Greater St. Louis Trail
The Greater St. Louis Trail are outside of St. Louis proper and extend south and west to the rolling hills of the Ozarks. The Ozarks are dotted with upland deciduous forests of oak and hickory, old fields, and prairies, hilltop glades, and countless spring-fed creeks and rivers that meander through the Ozarks on their way to the great rivers. The Greater Trail also extends north of St. Louis along Old Hwy 79, running parallel to the Mississippi River all the way to Clarence Cannon National Wildlife Refuge. Many of these areas provide important wetland habitat for migratory waterbirds.
St. Louis Metro Trail
The goal of the St. Louis Metro Trail is to showcase urban conservation and to encourage people living in urban areas to consider birding within the city. The notion that you have to make a long trip to the outskirts of the city to see birds is not true, and we hope the Metro Trail will encourage urban birding. The Metro Trail was designed to be easily accessible by residents of St. Louis County. All of these sites are within 10-20 minutes of downtown St. Louis, and many are close enough to be accessed by Metro Transit. St. Louis County has many public parks and conservation areas that reflect an urban conservation ethic, but just as many offer only marginal bird habitat. St. Louis County is the most reliable location for finding the Eurasian tree sparrow, making St. Louis a destination city for birders across the country and around the world.

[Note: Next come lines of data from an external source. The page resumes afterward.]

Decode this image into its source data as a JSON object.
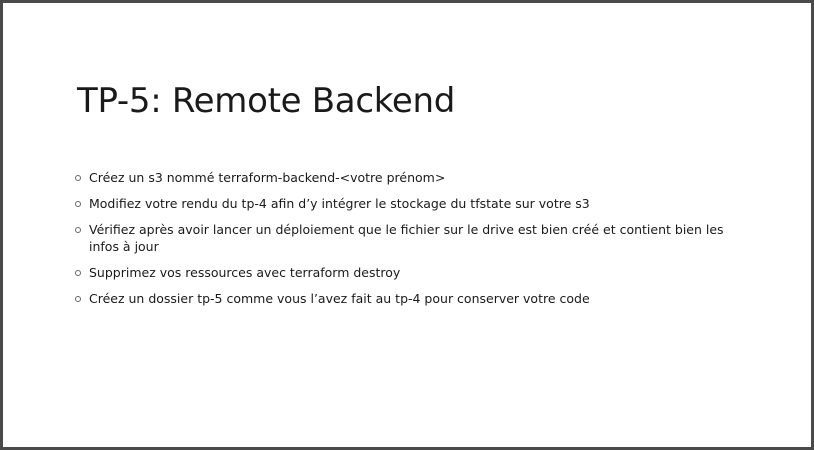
{
  "slide": {
    "title": "TP-5: Remote Backend",
    "bullets": [
      "Créez un s3 nommé terraform-backend-<votre prénom>",
      "Modifiez votre rendu du tp-4 afin d’y intégrer le stockage du tfstate sur votre s3",
      "Vérifiez après avoir lancer un déploiement que le fichier sur le drive est bien créé et contient bien les infos à jour",
      "Supprimez vos ressources avec terraform destroy",
      "Créez un dossier tp-5 comme vous l’avez fait au tp-4 pour conserver votre code"
    ]
  }
}
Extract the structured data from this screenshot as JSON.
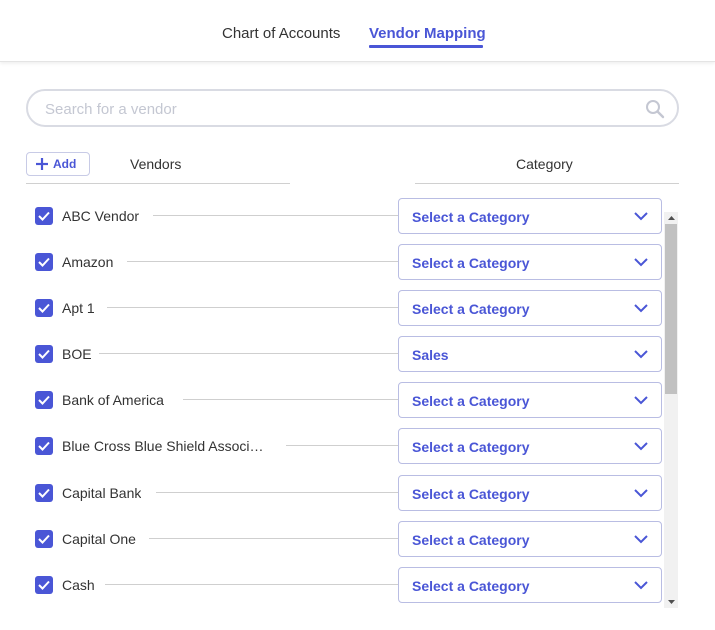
{
  "tabs": [
    {
      "label": "Chart of Accounts",
      "active": false
    },
    {
      "label": "Vendor Mapping",
      "active": true
    }
  ],
  "search": {
    "placeholder": "Search for a vendor",
    "value": ""
  },
  "toolbar": {
    "add_label": "Add"
  },
  "columns": {
    "vendors": "Vendors",
    "category": "Category"
  },
  "vendors": [
    {
      "name": "ABC Vendor",
      "checked": true,
      "category": "Select a Category"
    },
    {
      "name": "Amazon",
      "checked": true,
      "category": "Select a Category"
    },
    {
      "name": "Apt 1",
      "checked": true,
      "category": "Select a Category"
    },
    {
      "name": "BOE",
      "checked": true,
      "category": "Sales"
    },
    {
      "name": "Bank of America",
      "checked": true,
      "category": "Select a Category"
    },
    {
      "name": "Blue Cross Blue Shield Associ…",
      "checked": true,
      "category": "Select a Category"
    },
    {
      "name": "Capital Bank",
      "checked": true,
      "category": "Select a Category"
    },
    {
      "name": "Capital One",
      "checked": true,
      "category": "Select a Category"
    },
    {
      "name": "Cash",
      "checked": true,
      "category": "Select a Category"
    }
  ],
  "colors": {
    "accent": "#4a56d6",
    "border": "#b9bde3",
    "placeholder": "#c4c7d2"
  },
  "icons": {
    "search": "search-icon",
    "add": "plus-icon",
    "dropdown": "chevron-down-icon",
    "checkbox": "check-icon"
  }
}
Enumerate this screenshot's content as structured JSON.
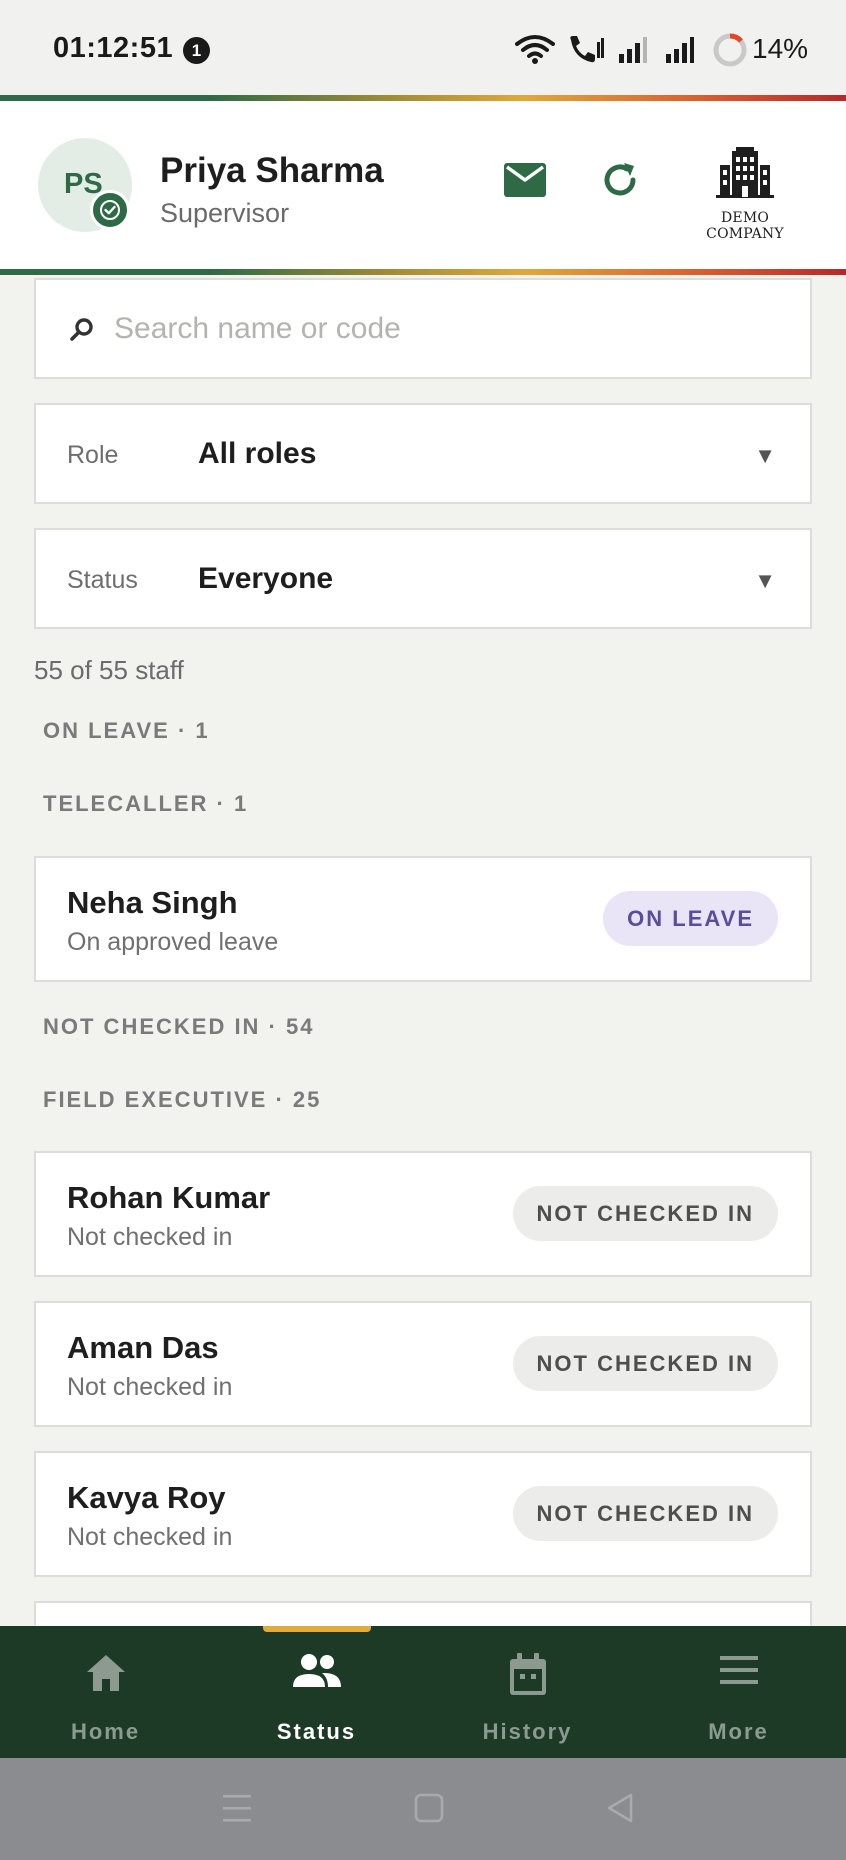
{
  "status_bar": {
    "time": "01:12:51",
    "notification_count": "1",
    "battery_percent": "14%"
  },
  "header": {
    "avatar_initials": "PS",
    "user_name": "Priya Sharma",
    "user_role": "Supervisor",
    "company_name": "DEMO COMPANY",
    "icons": [
      "mail-icon",
      "refresh-icon",
      "building-icon"
    ]
  },
  "filters": {
    "search_placeholder": "Search name or code",
    "search_value": "",
    "role": {
      "label": "Role",
      "value": "All roles"
    },
    "status": {
      "label": "Status",
      "value": "Everyone"
    }
  },
  "staff_count_text": "55 of 55 staff",
  "sections": [
    {
      "heading": "ON LEAVE · 1",
      "subgroups": [
        {
          "heading": "TELECALLER · 1",
          "staff": [
            {
              "name": "Neha Singh",
              "subtitle": "On approved leave",
              "badge": "ON LEAVE"
            }
          ]
        }
      ]
    },
    {
      "heading": "NOT CHECKED IN · 54",
      "subgroups": [
        {
          "heading": "FIELD EXECUTIVE · 25",
          "staff": [
            {
              "name": "Rohan Kumar",
              "subtitle": "Not checked in",
              "badge": "NOT CHECKED IN"
            },
            {
              "name": "Aman Das",
              "subtitle": "Not checked in",
              "badge": "NOT CHECKED IN"
            },
            {
              "name": "Kavya Roy",
              "subtitle": "Not checked in",
              "badge": "NOT CHECKED IN"
            }
          ]
        }
      ]
    }
  ],
  "bottom_nav": {
    "active": "Status",
    "items": [
      {
        "label": "Home",
        "icon": "home-icon"
      },
      {
        "label": "Status",
        "icon": "people-icon"
      },
      {
        "label": "History",
        "icon": "calendar-icon"
      },
      {
        "label": "More",
        "icon": "menu-icon"
      }
    ]
  },
  "colors": {
    "brand_green": "#2d6a45",
    "nav_bg": "#1d3a27",
    "active_indicator": "#e0ad3c",
    "leave_badge_bg": "#e9e5f6",
    "leave_badge_text": "#5a4d9a"
  }
}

About the St. Louis Trail Region
St. Louis is located at the confluence of the Mississippi and Missouri Rivers, which creates one of America’s most active flyways for birds migrating north and south each year. The large islands, sloughs, sandbars, wetlands, open fields, and bottomland forests along these great rivers create some of the most productive bird habitat in the Midwest. The Mississippi River Flyway is protected and is part of the Upper Mississippi Conservation Area managed by the Missouri Department of Conservation and the Big Muddy National Fish and Wildlife Refuge complex. Most of the areas on the St. Louis Birding Trail are managed by the Missouri Department of Conservation or Missouri Department of Natural Resources.
The St. Louis area’s combination of diverse habitats provides some incredible birding. Many, if not all, of the 412 bird species of Missouri can be found somewhere along the St. Louis Birding Trail. The wetlands adjacent to the Mississippi river provide habitat for numerous species of waterfowl using that flyway, including Tundra Swan, Trumpeter Swan, Ross's Goose, Cackling Canada Goose, American Black Duck, Ruddy Duck, just to name a few. Little Blue Heron, Cattle Egret, and Black-crowned Night-heron can be seen wading in the shallows of these marshes. The big rivers attract nesting pairs of Bald Eagles, Osprey, and other raptors. The parks and woodland in and around St. Louis county attract a great diversity of wood warbers, including Kentucky, Black-and-white, Nashville, Prothonotary, Tennessee, Northern Parula, Yellow Warbler, and many more. Documentation of bird sightings and related information can be found on eBird.